Fábio Piperno

O jornalista Fábio Piperno participou in loco pelo Bandsports de coberturas de Copas do Mundo, Jogos Olímpicos, Libertadores e Copa América.

Eliminação precoce do Palmeiras precisa ter consequência

Por Fábio Piperno 30/04/2021 • 11:33
Time de Abel Ferreira usou o estadual deste ano para observar jovens jogadores
Time de Abel Ferreira usou o estadual deste ano para observar jovens jogadores
Cesar Greco/SE Palmeiras

O campeonato paulista praticamente acabou para o Palmeiras. Para os rivais, a provável eliminação precoce é um arranhão na imagem do atual campeão da América. Já a maioria dos palmeirenses encara com desdém o torneio, que em 2018 foi por eles chamado de Paulistinha.

Na entrevista após a derrota para a Internacional de Limeira, o técnico Abel Ferreira revelou que havia combinado com a direção do clube que usaria o estadual apenas para observar melhor os jovens valores que estão sendo lançados agora. Time titular que é bom só mesmo na Libertadores e, mais tarde, Copa do Brasil e Brasileirão.

O fato é que o campeonato paulista perderá muito com a provável ausência de um dos dois melhores times do país já na fase em que restarão oito equipes. O torneio ficará sem um candidato a protagonismo, a TV que transmite perderá audiência e os patrocinadores certamente ficarão furiosos da vida.

Nessa relação em que todos perderão, e aí também se inclui o Palmeiras que deixará de faturar mais cotas e premiação, surge a oportunidade para que o estadual mais rico e vistoso do país rediscuta seu péssimo regulamento e o próprio gigantismo. Em tempos de calendário apertado, Paulistão ou Paulistinha com 16 clubes é uma insensatez. E a fórmula, repetida há anos, que impede os confrontos dentro do mesmo grupo é um tributo à estupidez.

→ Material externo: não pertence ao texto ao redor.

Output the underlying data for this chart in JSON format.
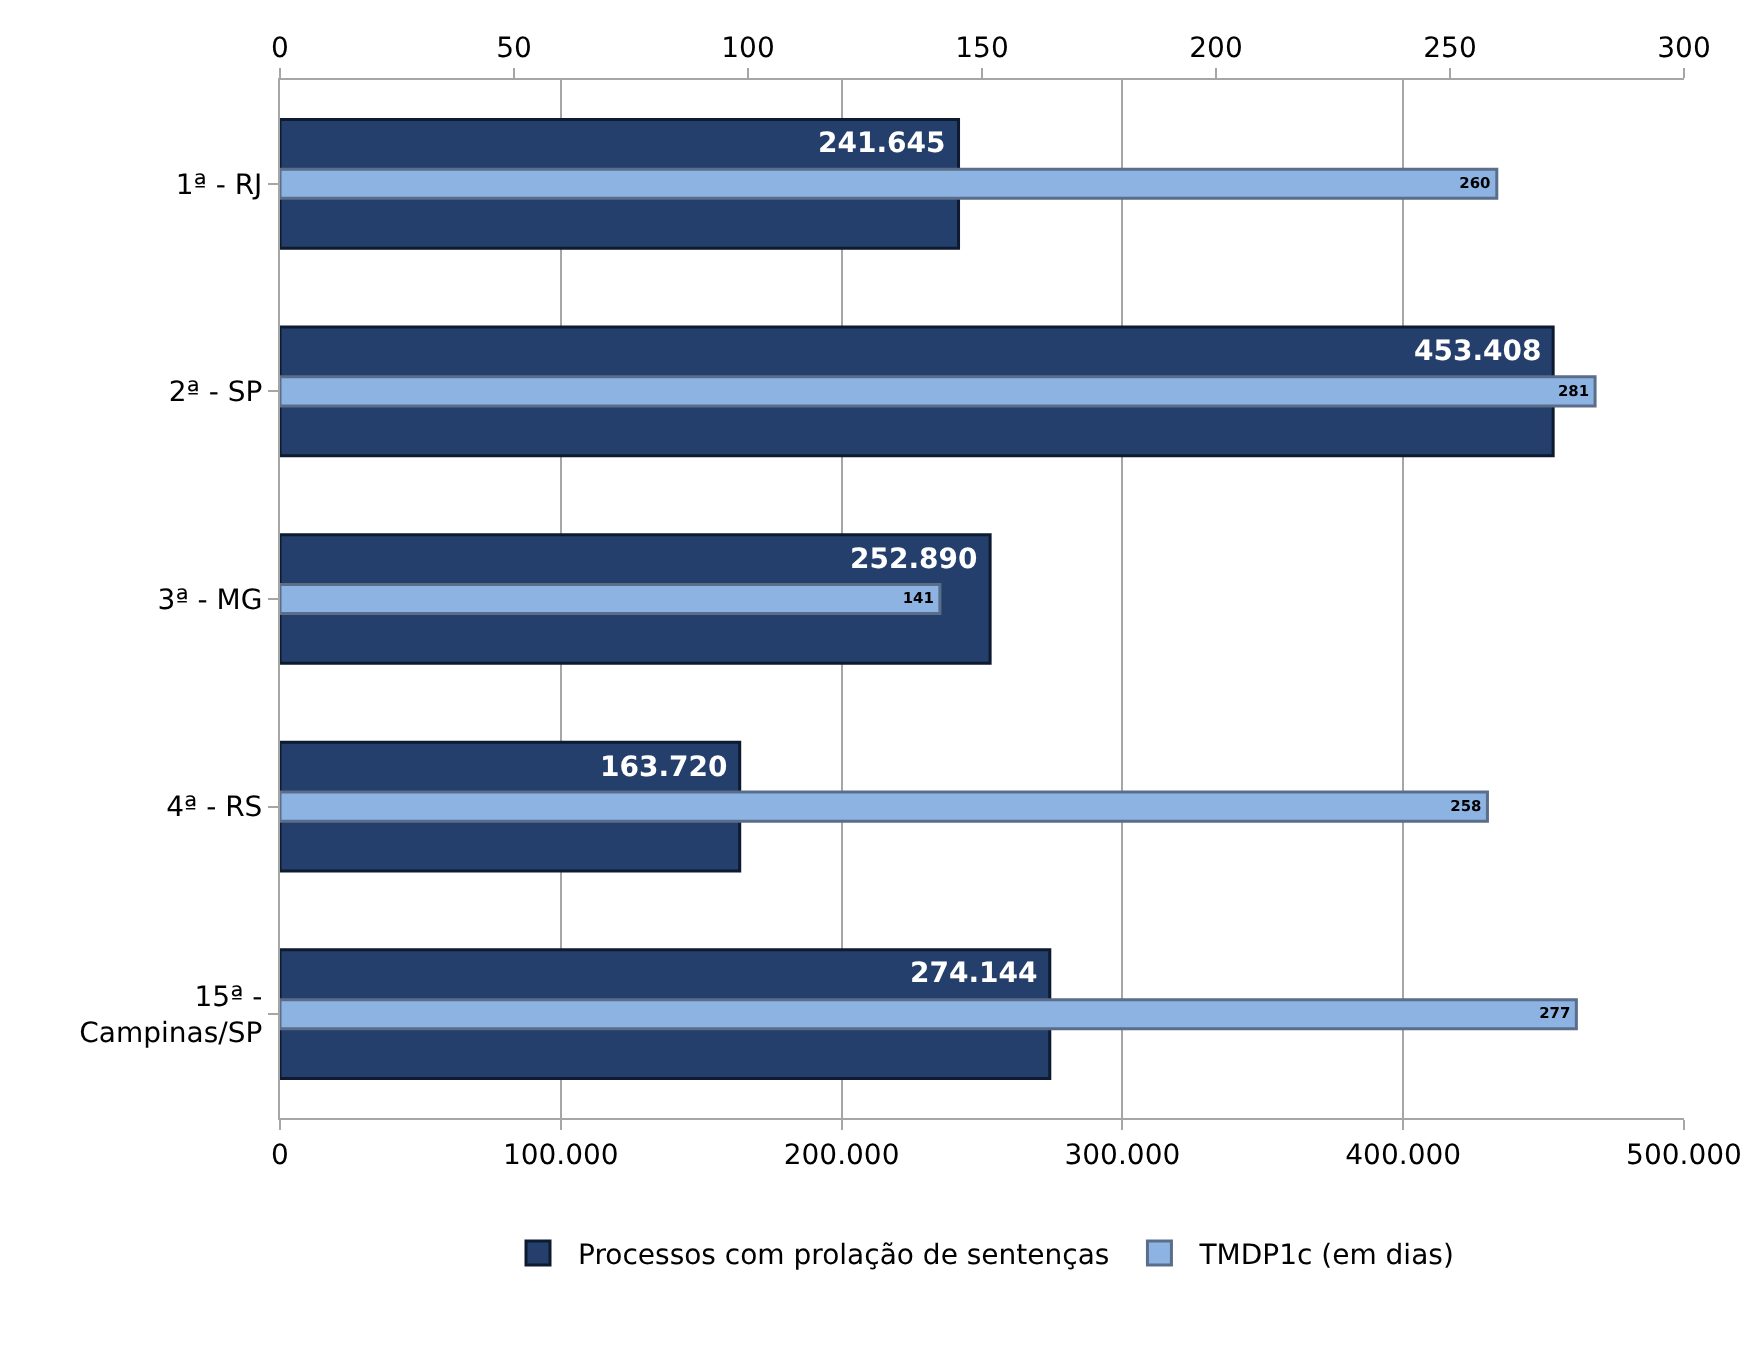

Dos estados que têm times na Série A do Brasileiro, Rio de Janeiro, Minas Gerais, Rio Grande do Sul, Santa Catarina, Paraná, Bahia e Mato Grosso têm fórmulas bem simples. Turno único, seguido de play-off. A única diferença entre eles é que em três há a fase de quartas. Nos demais, a disputa final vai direto para as semifinais. No Ceará, o formato é igualmente bem racional. Fortaleza e Ceará entram apenas na segunda fase. Até a final, se chegarem até lá, serão apenas nove jogos. De resto, só Pernambuco e Goiás mantém fórmulas mais complicadas.

O estadual de São Paulo precisa aprender que o gigantismo em número de participantes, receitas e distribuição de prêmios correrá o risco de ruir se um gigante como o Palmeiras continuar jogando para escanteio um campeonato inchado e pouco interessante. E que pode se tornar um estorvo no caminho de seus principais objetivos. Então, é oportuno que se inicie já um debate sério para se racionalizar o torneio. Do contrário, o desdenhoso carimbo de Paulistinha pode virar marca.